Рюрик и Геля спустились в станцию метро. Следом за ними спустился молодой человек в квадратных очках и в дубленке. Он подсказал через мальчика имя императрицы.

Сегодня давали «Короля Лира». Геля не любила спектакль за то, что она играла в нем в тяжелом шерстяном платье. Да еще на спектакле часто сидел главреж Илья Гаврилович Снисаревский с хронометром и карманным фонариком. Фонариком посылает сигналы актерам. Геля прикрыла глаза. Повторяла текст, повторяла в уме точно наигранные жесты. Не могла, не умела импровизировать. Все выучивала до деталей. Может быть, с Гелей это происходило оттого, что лично ей нечего открыть зрителям? «Ты наряжена в театр, как в платье», – сказал Леня Потапов. Он сказал правду, хотел Геле помочь. Леня поразительно честный и добрый. И он конечно же прав. И Геля это теперь с каждым днем все отчетливее понимает. Рюрик сидел напротив Гели вольно, свободно, будто в «Хижине» у Саши Нифонтова. У Рюрика – успех, и по справедливости. А такие вот актеры, как Геля, требуют для себя объяснения или – вернее сказать – уточнений; не умеют решать проблемы динамически, наглухо зависят от пространственного мира. Это все Рюрик о ней, о мире и о себе.

Сейчас пригласят на сцену. Ладони у Гели совсем влажные. Где припрятана бумажная салфетка? Надо вытереть ладони и слегка, чтобы не повредить грим, промокнуть лоб. Актер должен позабыть запах грима. Геле достичь хотя бы секунды согласия в самой себе и с окружающим.

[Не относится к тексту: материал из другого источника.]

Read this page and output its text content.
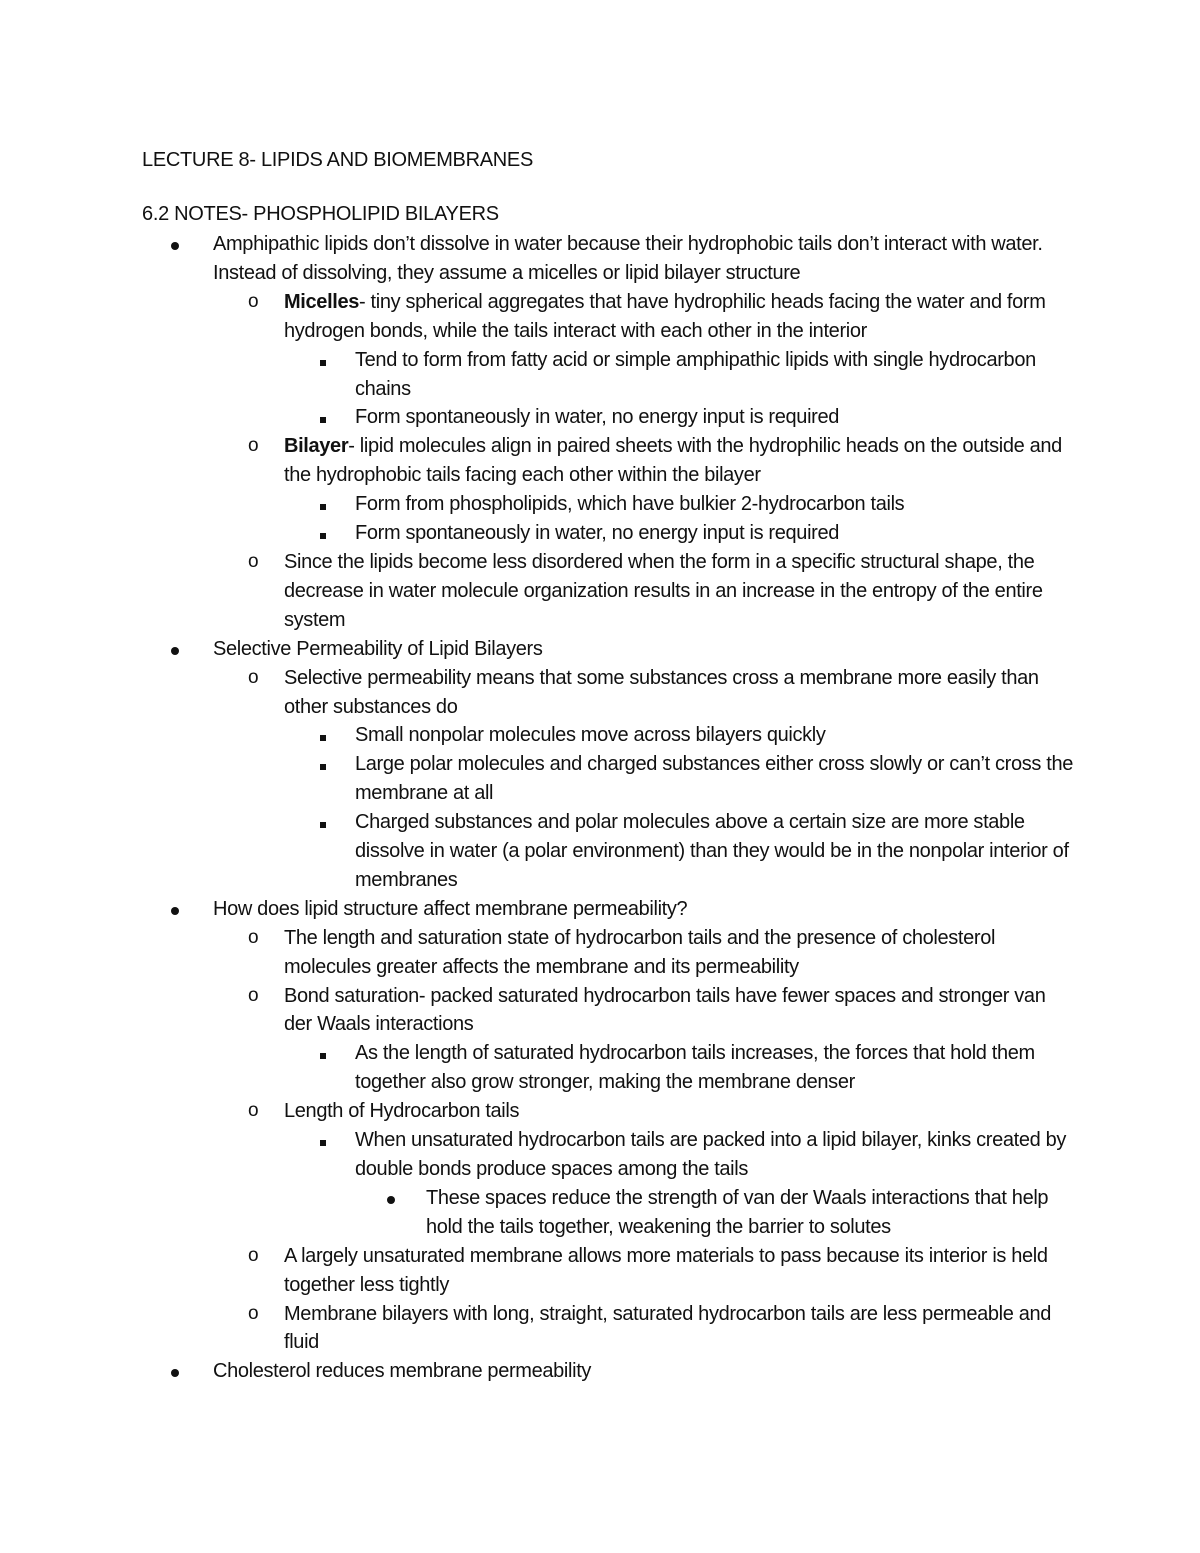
LECTURE 8- LIPIDS AND BIOMEMBRANES
6.2 NOTES- PHOSPHOLIPID BILAYERS
Amphipathic lipids don’t dissolve in water because their hydrophobic tails don’t interact with water. Instead of dissolving, they assume a micelles or lipid bilayer structure
o Micelles- tiny spherical aggregates that have hydrophilic heads facing the water and form hydrogen bonds, while the tails interact with each other in the interior
Tend to form from fatty acid or simple amphipathic lipids with single hydrocarbon chains
Form spontaneously in water, no energy input is required
o Bilayer- lipid molecules align in paired sheets with the hydrophilic heads on the outside and the hydrophobic tails facing each other within the bilayer
Form from phospholipids, which have bulkier 2-hydrocarbon tails
Form spontaneously in water, no energy input is required
o Since the lipids become less disordered when the form in a specific structural shape, the decrease in water molecule organization results in an increase in the entropy of the entire system
Selective Permeability of Lipid Bilayers
o Selective permeability means that some substances cross a membrane more easily than other substances do
Small nonpolar molecules move across bilayers quickly
Large polar molecules and charged substances either cross slowly or can’t cross the membrane at all
Charged substances and polar molecules above a certain size are more stable dissolve in water (a polar environment) than they would be in the nonpolar interior of membranes
How does lipid structure affect membrane permeability?
o The length and saturation state of hydrocarbon tails and the presence of cholesterol molecules greater affects the membrane and its permeability
o Bond saturation- packed saturated hydrocarbon tails have fewer spaces and stronger van der Waals interactions
As the length of saturated hydrocarbon tails increases, the forces that hold them together also grow stronger, making the membrane denser
o Length of Hydrocarbon tails
When unsaturated hydrocarbon tails are packed into a lipid bilayer, kinks created by double bonds produce spaces among the tails
These spaces reduce the strength of van der Waals interactions that help hold the tails together, weakening the barrier to solutes
o A largely unsaturated membrane allows more materials to pass because its interior is held together less tightly
o Membrane bilayers with long, straight, saturated hydrocarbon tails are less permeable and fluid
Cholesterol reduces membrane permeability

Зарычит лев – с этого начинается спектакль. В зале замигает карманный фонарик Ильи Гавриловича, заработает его хронометр. Геля почувствовала – у нее от напряжения запершило в горле, высох рот. Охватила боязнь оговорок. И так – каждый раз. За что это наказание, эти муки! Ну какая она актриса, индивидуальность, личность? Котлета… Сказано ведь: буфетчицей быть ей в театре, билетершей, ну, в лучшем случае, заведовать шумовыми эффектами. Все так медленно в ней раскручивается.

Когда отыграли спектакль, разгримировались, переоделись, Рюрик подошел к Геле и сказал:

– Забери книгу, она мне портит привычную жизнь.

– Тебе? Портит?

– Со мной бывает.

– Что ты называешь привычной жизнью?

– Торчать под твоим балконТом.

– Грубый ты, Рюря.

– Я?

– Ты.

– Посоветуй, как жить дальше?

Геля в бессилии замолчала. Треснуть бы Рюрика по физиономии. Иногда так хочется.

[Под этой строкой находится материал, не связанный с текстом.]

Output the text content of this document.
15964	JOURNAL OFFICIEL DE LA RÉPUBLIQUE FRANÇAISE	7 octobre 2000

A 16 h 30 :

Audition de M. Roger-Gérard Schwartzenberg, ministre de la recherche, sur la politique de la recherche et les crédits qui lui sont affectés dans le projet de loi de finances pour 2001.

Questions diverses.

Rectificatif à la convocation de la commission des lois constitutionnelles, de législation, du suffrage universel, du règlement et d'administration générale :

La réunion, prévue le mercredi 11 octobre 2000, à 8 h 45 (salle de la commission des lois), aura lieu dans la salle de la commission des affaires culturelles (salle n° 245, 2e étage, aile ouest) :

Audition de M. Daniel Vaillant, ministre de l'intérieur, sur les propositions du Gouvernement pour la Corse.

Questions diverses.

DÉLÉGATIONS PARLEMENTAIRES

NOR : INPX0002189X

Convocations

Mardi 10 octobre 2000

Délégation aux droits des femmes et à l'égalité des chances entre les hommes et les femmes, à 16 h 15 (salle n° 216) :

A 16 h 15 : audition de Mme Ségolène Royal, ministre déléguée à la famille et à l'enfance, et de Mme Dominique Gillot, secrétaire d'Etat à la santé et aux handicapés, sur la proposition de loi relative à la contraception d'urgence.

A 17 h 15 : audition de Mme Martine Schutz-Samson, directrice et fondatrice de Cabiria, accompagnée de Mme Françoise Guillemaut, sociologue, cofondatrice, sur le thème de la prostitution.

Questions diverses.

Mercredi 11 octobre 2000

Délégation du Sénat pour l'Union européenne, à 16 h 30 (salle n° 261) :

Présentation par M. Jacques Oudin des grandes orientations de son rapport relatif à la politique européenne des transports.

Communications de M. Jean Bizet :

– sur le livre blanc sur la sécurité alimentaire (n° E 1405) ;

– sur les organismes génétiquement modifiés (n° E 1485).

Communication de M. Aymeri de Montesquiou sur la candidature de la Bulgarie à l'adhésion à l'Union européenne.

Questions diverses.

– Честный я. До скукоты. Нет, – запротестовал Рюрик. – Отдай книгу! Она мне нужна.

«А я тебе нужна?» – Геле стало грустно.

– Я домой, – сказал Рюрик. – Не плачь, девушК! Не увеличивай сумму осадков.

«Заплачешь». И Геля тоже пошла домой. Она уставала от «Короля Лира». Да и не только она, все актеры. Рюрик и то устал. Может быть, Геля устает больше других, потому что катастрофически неталантлива. Мама любит пользоваться этим словом. Да, катастрофически. Идет, шатается, мокрая, как мышь. Ноги едва держат. Рюрик бросил и ушел. Не проводил даже до метро. Бандит. Мама права, когда называет его бандитом. Конечно, маме хотелось, чтобы Геля с Рюриком рассталась. А Геле не хочется потерять Рюрика.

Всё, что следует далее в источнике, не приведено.